By Bill Boyajian
I remember playing basketball against a team in junior high school that was superior to my team in both coaching and players. After they made a basket, they would shout SCORE and put on a full court press. After stealing the ball they would score again and by half time, they were always well ahead with a sure win in front of them. In the second half of the game, their coach would call off the full court press and not pile it on just to run up the score against us. As a player, I appreciated that.
There is a lot of discussion in sports about whether it’s okay to run up a score when an opponent is clearly defeated. Once in a while teams make miraculous comebacks, but almost never when the opponent is vastly superior. Still, a lot of coaches will never be satisfied unless their team goes all-out for the whole game to win by a huge margin.
Sports and Business
I find a lot of corollaries between sports and business.

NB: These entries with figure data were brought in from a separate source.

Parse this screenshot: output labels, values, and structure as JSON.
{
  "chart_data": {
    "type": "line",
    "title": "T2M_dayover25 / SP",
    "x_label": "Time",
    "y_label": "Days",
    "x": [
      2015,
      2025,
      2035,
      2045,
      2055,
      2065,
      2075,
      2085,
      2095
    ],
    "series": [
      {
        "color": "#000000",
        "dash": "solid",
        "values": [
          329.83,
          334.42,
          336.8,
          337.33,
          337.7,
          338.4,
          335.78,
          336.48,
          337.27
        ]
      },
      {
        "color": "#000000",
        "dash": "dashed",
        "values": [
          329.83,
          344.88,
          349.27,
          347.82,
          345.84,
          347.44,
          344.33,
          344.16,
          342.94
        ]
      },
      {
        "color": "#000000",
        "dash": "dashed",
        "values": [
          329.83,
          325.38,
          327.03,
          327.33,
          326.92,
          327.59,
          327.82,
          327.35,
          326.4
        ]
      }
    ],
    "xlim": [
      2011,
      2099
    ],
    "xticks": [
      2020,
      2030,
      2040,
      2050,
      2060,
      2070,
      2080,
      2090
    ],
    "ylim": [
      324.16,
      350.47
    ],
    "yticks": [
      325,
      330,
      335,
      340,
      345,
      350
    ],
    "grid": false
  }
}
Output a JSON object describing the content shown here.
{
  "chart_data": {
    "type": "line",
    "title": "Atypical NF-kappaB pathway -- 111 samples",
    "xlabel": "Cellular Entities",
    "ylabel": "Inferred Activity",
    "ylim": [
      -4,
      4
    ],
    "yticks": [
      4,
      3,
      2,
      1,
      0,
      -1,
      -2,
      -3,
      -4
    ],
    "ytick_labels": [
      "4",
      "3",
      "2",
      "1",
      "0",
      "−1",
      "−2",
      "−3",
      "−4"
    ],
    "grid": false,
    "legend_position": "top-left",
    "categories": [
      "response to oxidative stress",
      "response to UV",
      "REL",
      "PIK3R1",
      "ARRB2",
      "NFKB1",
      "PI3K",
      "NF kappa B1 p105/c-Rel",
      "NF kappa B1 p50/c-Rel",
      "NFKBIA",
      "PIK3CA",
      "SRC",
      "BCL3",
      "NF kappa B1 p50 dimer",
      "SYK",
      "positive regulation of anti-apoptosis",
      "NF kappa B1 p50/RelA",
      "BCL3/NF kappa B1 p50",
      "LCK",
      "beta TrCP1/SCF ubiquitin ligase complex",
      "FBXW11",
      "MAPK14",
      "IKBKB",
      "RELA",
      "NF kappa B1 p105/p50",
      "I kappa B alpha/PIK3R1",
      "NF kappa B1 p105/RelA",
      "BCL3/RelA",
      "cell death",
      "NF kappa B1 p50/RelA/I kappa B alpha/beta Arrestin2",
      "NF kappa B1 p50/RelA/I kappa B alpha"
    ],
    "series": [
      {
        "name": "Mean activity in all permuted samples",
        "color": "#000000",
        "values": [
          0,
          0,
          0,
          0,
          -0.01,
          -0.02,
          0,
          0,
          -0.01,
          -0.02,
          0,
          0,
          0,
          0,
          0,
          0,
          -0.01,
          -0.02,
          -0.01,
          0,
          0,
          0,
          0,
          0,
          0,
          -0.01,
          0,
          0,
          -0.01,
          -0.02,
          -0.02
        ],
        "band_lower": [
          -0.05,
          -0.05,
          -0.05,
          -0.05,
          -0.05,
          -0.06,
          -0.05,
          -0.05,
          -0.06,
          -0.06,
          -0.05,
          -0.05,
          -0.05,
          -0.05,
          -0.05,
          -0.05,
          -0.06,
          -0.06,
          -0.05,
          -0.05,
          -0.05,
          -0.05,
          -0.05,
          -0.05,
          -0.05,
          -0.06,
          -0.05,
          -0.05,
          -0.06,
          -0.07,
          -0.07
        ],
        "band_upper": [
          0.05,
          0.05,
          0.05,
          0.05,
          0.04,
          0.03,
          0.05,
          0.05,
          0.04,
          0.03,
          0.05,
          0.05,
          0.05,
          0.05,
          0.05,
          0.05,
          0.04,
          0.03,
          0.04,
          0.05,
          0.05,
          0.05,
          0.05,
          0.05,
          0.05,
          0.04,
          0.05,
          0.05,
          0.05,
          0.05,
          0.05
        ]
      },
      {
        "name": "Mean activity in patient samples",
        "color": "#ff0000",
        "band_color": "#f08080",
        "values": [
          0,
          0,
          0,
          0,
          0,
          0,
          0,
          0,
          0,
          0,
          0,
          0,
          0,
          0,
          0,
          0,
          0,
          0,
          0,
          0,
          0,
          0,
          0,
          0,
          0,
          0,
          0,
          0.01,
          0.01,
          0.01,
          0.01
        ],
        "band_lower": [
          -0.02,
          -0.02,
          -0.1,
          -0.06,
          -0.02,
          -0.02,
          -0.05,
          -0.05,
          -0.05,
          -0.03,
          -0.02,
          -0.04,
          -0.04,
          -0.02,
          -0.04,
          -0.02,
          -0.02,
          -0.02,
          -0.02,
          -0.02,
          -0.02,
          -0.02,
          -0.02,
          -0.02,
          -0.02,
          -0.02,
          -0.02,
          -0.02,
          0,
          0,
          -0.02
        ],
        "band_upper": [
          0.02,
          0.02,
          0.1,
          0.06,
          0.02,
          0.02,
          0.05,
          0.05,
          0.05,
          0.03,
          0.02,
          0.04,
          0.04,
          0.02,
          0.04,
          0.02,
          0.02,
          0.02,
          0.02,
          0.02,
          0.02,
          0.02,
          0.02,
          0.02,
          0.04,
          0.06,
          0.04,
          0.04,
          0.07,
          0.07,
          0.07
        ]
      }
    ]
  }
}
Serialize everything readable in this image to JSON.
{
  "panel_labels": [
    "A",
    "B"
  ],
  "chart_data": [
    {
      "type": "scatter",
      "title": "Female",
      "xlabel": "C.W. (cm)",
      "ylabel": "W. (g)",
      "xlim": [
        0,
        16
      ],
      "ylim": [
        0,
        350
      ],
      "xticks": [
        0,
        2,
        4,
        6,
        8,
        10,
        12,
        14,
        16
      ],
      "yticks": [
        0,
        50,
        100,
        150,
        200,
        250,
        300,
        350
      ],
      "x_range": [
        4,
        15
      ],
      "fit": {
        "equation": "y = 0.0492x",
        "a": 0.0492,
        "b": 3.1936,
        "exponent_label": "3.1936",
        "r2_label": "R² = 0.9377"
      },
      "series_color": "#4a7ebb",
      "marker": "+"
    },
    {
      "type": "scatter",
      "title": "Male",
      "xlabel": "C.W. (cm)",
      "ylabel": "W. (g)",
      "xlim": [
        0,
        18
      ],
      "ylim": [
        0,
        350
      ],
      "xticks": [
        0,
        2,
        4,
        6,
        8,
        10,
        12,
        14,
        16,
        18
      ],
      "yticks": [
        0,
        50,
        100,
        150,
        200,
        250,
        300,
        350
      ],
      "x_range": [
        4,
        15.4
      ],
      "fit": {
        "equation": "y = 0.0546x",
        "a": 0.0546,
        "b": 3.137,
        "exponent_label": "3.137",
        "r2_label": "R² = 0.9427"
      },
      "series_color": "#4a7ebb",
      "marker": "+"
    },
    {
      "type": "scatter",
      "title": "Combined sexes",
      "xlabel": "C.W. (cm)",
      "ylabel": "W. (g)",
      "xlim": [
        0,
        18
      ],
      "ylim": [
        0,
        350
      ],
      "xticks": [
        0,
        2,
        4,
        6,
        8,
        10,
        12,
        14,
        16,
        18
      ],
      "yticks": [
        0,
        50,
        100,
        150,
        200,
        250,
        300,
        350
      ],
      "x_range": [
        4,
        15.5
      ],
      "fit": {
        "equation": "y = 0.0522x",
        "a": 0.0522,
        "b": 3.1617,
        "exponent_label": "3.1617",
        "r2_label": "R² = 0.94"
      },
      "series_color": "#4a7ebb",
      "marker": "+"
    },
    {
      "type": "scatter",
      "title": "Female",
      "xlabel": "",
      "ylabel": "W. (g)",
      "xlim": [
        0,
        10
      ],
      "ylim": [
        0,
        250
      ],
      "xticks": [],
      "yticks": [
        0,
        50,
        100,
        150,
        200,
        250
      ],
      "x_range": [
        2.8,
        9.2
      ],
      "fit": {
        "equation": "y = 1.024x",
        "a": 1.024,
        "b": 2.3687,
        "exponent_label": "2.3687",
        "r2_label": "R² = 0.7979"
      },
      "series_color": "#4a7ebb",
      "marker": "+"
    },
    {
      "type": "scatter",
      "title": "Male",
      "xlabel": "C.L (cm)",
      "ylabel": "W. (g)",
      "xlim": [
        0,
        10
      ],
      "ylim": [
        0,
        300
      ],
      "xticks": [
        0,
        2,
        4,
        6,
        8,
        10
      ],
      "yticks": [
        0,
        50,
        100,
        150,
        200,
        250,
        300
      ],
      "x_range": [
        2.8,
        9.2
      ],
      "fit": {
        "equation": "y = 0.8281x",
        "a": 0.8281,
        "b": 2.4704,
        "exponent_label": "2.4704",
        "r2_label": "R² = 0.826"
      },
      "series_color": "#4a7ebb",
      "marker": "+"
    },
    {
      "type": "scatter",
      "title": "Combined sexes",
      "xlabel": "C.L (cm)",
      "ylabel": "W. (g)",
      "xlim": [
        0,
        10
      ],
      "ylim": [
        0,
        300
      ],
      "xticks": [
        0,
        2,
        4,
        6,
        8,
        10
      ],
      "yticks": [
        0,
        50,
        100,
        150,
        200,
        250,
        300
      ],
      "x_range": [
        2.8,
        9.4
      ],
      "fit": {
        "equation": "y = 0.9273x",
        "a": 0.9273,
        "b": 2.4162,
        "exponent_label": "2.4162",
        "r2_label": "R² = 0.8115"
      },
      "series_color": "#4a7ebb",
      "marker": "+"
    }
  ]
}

Successful businesspeople have their game face on even when things are going great. They have an insatiable appetite for success, so they keep pouring it on. There’s nothing wrong with wanting to be more successful or to make more money. Too often, jewelers feel they make enough money or can’t charge customers more for their products or services. I tell them that customers vote with their pocketbooks and will surely let businesspeople know if they charge too much by walking away from their store.
I think it’s okay for a coach to have sympathy for a team that is clearly defeated, but I don’t think it’s okay for businesspeople to be afraid of charging a fair and reasonable price for their products or services. What I have found is that owners tend to charge less than they could in mark-up for fear of losing business without realizing that they are losing necessary profit by charging too little, or worse, by discounting products when they don’t have to.
As an entrepreneur, you take risks each day in business. You support numerous staff and their families who depend on you to be successful. You purchase hundreds of thousands of dollars of new products every year not knowing what will sell and what won’t. You sign a multi-year lease that commits you and your business to tens of thousands of dollars of future payments. Discounting your products or failing to focus on the margin you need to be profitable is the kiss of death for every jeweler. Discounting and losing margin may be keeping you from making what you deserve. And it also keeps you from being able to pay employees what they deserve in salary and bonus.
You Need Balance
Balance is needed in business as much as it is in sports. Just like you wouldn’t run up a score to build your own ego, you wouldn’t charge more than is fair and appropriate for your products or services. But neither should you charge too little, which would keep you from achieving a fair return on your investment and a reasonable standard of living.
Many jewelers are approaching retirement age and don’t have the resources outside of their business to retire comfortably. Sometimes it’s too late to reverse course and make up for lost ground. But most often it’s not. Take some time to review your margins and increase them on a consistent basis.